Nine of the women, who were traveling together as part of a book club, spoke to INSIDE EDITION about what happened that day.
“It's humiliating to even have it happen to you. It's humiliating to have to talk about it in 2015. You think it shouldn't happen to people,” said one of the women.
At first, everyone was having a great time as the "Sistahs on the Reading Edge" book club took their seats on the Napa Valley wine train, a luxury excursion through the nation's most famous wine-growing region.
The women come from various backgrounds: Tira McDonald is a marketing manager for Wells Fargo; Lisa Johnson is an author; the eldest, Katherine Neal, is an 85-year-old great-grandmother.

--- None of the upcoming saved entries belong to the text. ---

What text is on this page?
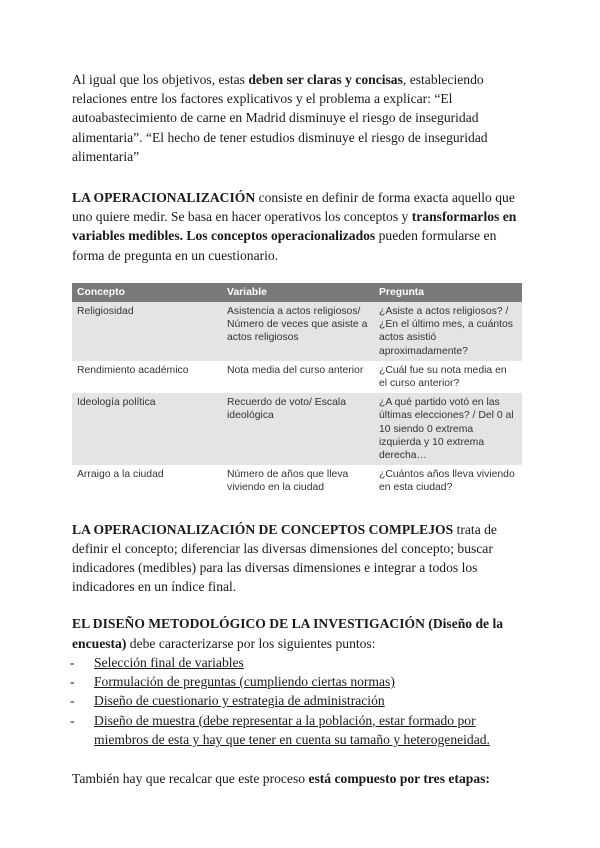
Al igual que los objetivos, estas deben ser claras y concisas, estableciendo relaciones entre los factores explicativos y el problema a explicar: “El autoabastecimiento de carne en Madrid disminuye el riesgo de inseguridad alimentaria”. “El hecho de tener estudios disminuye el riesgo de inseguridad alimentaria”

LA OPERACIONALIZACIÓN consiste en definir de forma exacta aquello que uno quiere medir. Se basa en hacer operativos los conceptos y transformarlos en variables medibles. Los conceptos operacionalizados pueden formularse en forma de pregunta en un cuestionario.

Concepto	Variable	Pregunta
Religiosidad	Asistencia a actos religiosos/ Número de veces que asiste a actos religiosos	¿Asiste a actos religiosos? / ¿En el último mes, a cuántos actos asistió aproximadamente?
Rendimiento académico	Nota media del curso anterior	¿Cuál fue su nota media en el curso anterior?
Ideología política	Recuerdo de voto/ Escala ideológica	¿A qué partido votó en las últimas elecciones? / Del 0 al 10 siendo 0 extrema izquierda y 10 extrema derecha…
Arraigo a la ciudad	Número de años que lleva viviendo en la ciudad	¿Cuántos años lleva viviendo en esta ciudad?

LA OPERACIONALIZACIÓN DE CONCEPTOS COMPLEJOS trata de definir el concepto; diferenciar las diversas dimensiones del concepto; buscar indicadores (medibles) para las diversas dimensiones e integrar a todos los indicadores en un índice final.

EL DISEÑO METODOLÓGICO DE LA INVESTIGACIÓN (Diseño de la encuesta) debe caracterizarse por los siguientes puntos:

- Selección final de variables
- Formulación de preguntas (cumpliendo ciertas normas)
- Diseño de cuestionario y estrategia de administración
- Diseño de muestra (debe representar a la población, estar formado por miembros de esta y hay que tener en cuenta su tamaño y heterogeneidad.

También hay que recalcar que este proceso está compuesto por tres etapas:
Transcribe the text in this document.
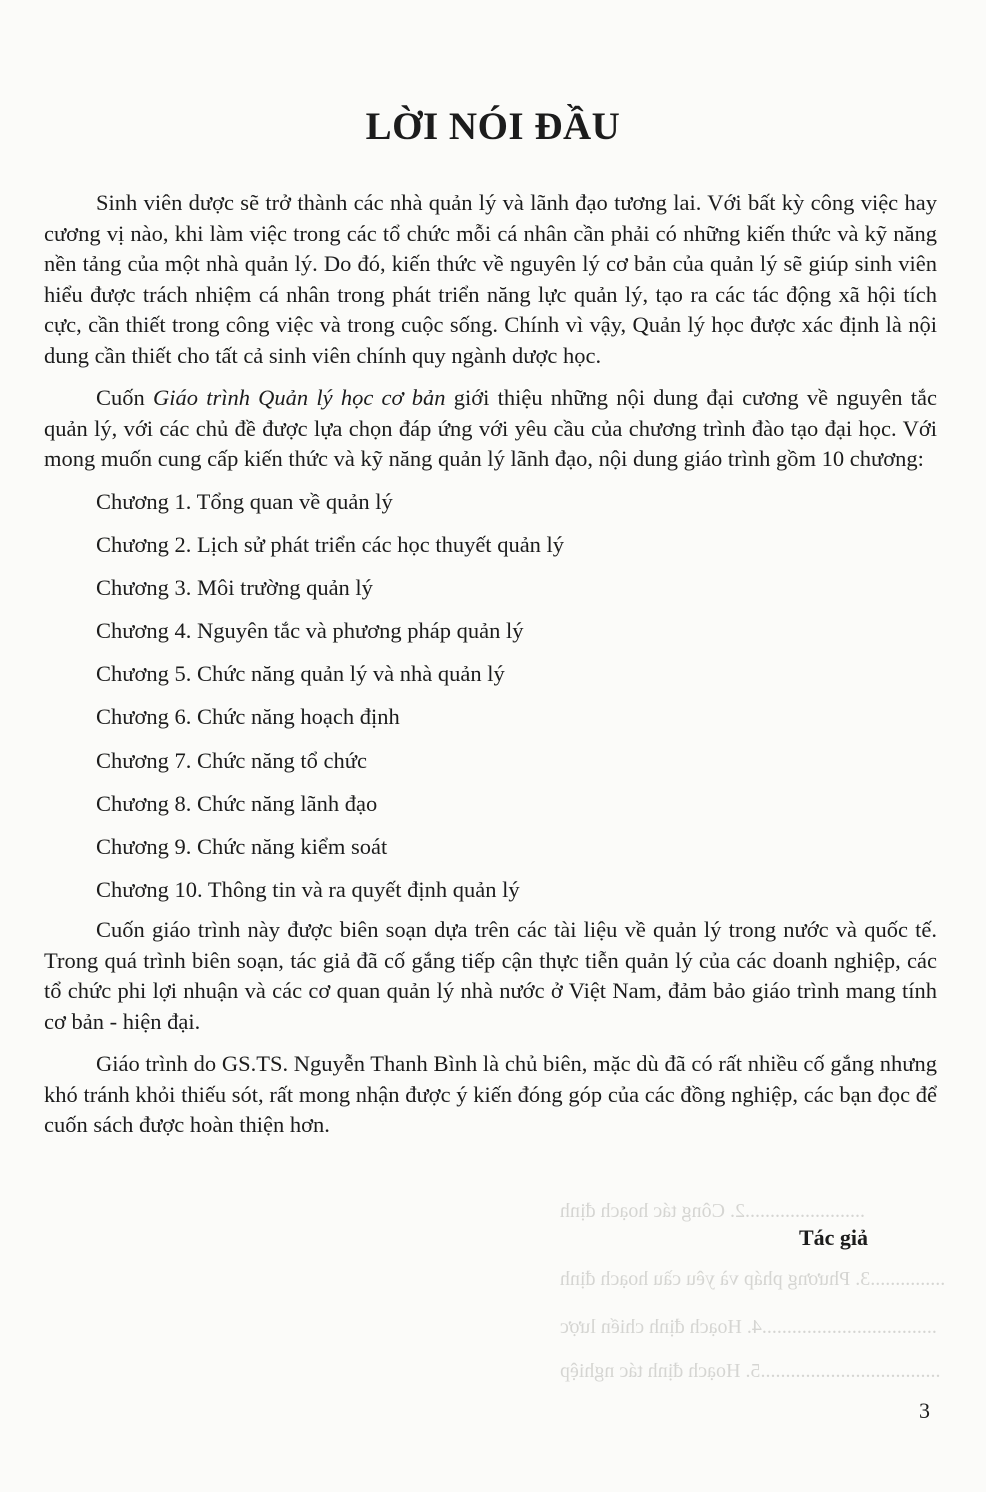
........................2. Công tác hoạch định
...............3. Phương pháp và yêu cầu hoạch định
...................................4. Hoạch định chiến lược
....................................5. Hoạch định tác nghiệp
LỜI NÓI ĐẦU

Sinh viên dược sẽ trở thành các nhà quản lý và lãnh đạo tương lai. Với bất kỳ công việc hay cương vị nào, khi làm việc trong các tổ chức mỗi cá nhân cần phải có những kiến thức và kỹ năng nền tảng của một nhà quản lý. Do đó, kiến thức về nguyên lý cơ bản của quản lý sẽ giúp sinh viên hiểu được trách nhiệm cá nhân trong phát triển năng lực quản lý, tạo ra các tác động xã hội tích cực, cần thiết trong công việc và trong cuộc sống. Chính vì vậy, Quản lý học được xác định là nội dung cần thiết cho tất cả sinh viên chính quy ngành dược học.

Cuốn Giáo trình Quản lý học cơ bản giới thiệu những nội dung đại cương về nguyên tắc quản lý, với các chủ đề được lựa chọn đáp ứng với yêu cầu của chương trình đào tạo đại học. Với mong muốn cung cấp kiến thức và kỹ năng quản lý lãnh đạo, nội dung giáo trình gồm 10 chương:

Chương 1. Tổng quan về quản lý
Chương 2. Lịch sử phát triển các học thuyết quản lý
Chương 3. Môi trường quản lý
Chương 4. Nguyên tắc và phương pháp quản lý
Chương 5. Chức năng quản lý và nhà quản lý
Chương 6. Chức năng hoạch định
Chương 7. Chức năng tổ chức
Chương 8. Chức năng lãnh đạo
Chương 9. Chức năng kiểm soát
Chương 10. Thông tin và ra quyết định quản lý

Cuốn giáo trình này được biên soạn dựa trên các tài liệu về quản lý trong nước và quốc tế. Trong quá trình biên soạn, tác giả đã cố gắng tiếp cận thực tiễn quản lý của các doanh nghiệp, các tổ chức phi lợi nhuận và các cơ quan quản lý nhà nước ở Việt Nam, đảm bảo giáo trình mang tính cơ bản - hiện đại.

Giáo trình do GS.TS. Nguyễn Thanh Bình là chủ biên, mặc dù đã có rất nhiều cố gắng nhưng khó tránh khỏi thiếu sót, rất mong nhận được ý kiến đóng góp của các đồng nghiệp, các bạn đọc để cuốn sách được hoàn thiện hơn.

Tác giả
3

“We were all enjoying ourselves. We weren't any louder than anyone else, there were people who were sitting next to us who were laughing and drinking just like we were,” said one of the women.
But the women said they were repeatedly told to keep the noise down because they were upsetting other passengers.
“I looked around, and no one else was being told to keep the voices down,” said one of the women.
Asked if any of them were drinking too much, one of the women said: “No. Four of us don't even drink!”
About an hour into the trip, the women were kicked off the train. A video shows them as they climbed out. They were met by four waiting cops, although no one was charged with any offense.
“All of you come with guns? Four of you come?” one of the women asked the cops.
Neal said of the incident: “I did not like it at all.”
Another woman chimed in: “They have bachelorette parties on the train and everything. People are belligerent and drunk, and we are not.”
Alisa Carr said being kicked off the train was like "a perp walk."
She added: “Shame on you, Napa Valley Wine Train, for doing that to all these beautiful ladies.”
The women said they were personally humiliated by what happened.
Mail carrier Linda Carlson was the only white member of the group on the train that day. Asked if she felt like her friends were targeted because they were black, she said: “A hundred percent.”
The Napa Valley Wine Train has apologized, saying its handling of the situation was "100 percent wrong."
The women are now filing an $11million lawsuit against the owners of the wine train, alleging discrimination.
The woman claim they were "publicly degraded," and say several white passengers were "inebriated and acting boisterous, but these groups were not kicked off the wine train."
“All we did was laugh while being black, and I truly believe that's why we were removed from the train,” said one of the women.
The Napa Valley Wine Train told IE in a statement that they take the allegations of discrimination very seriously, but say they cannot comment on the lawsuit until they complete their own investigation.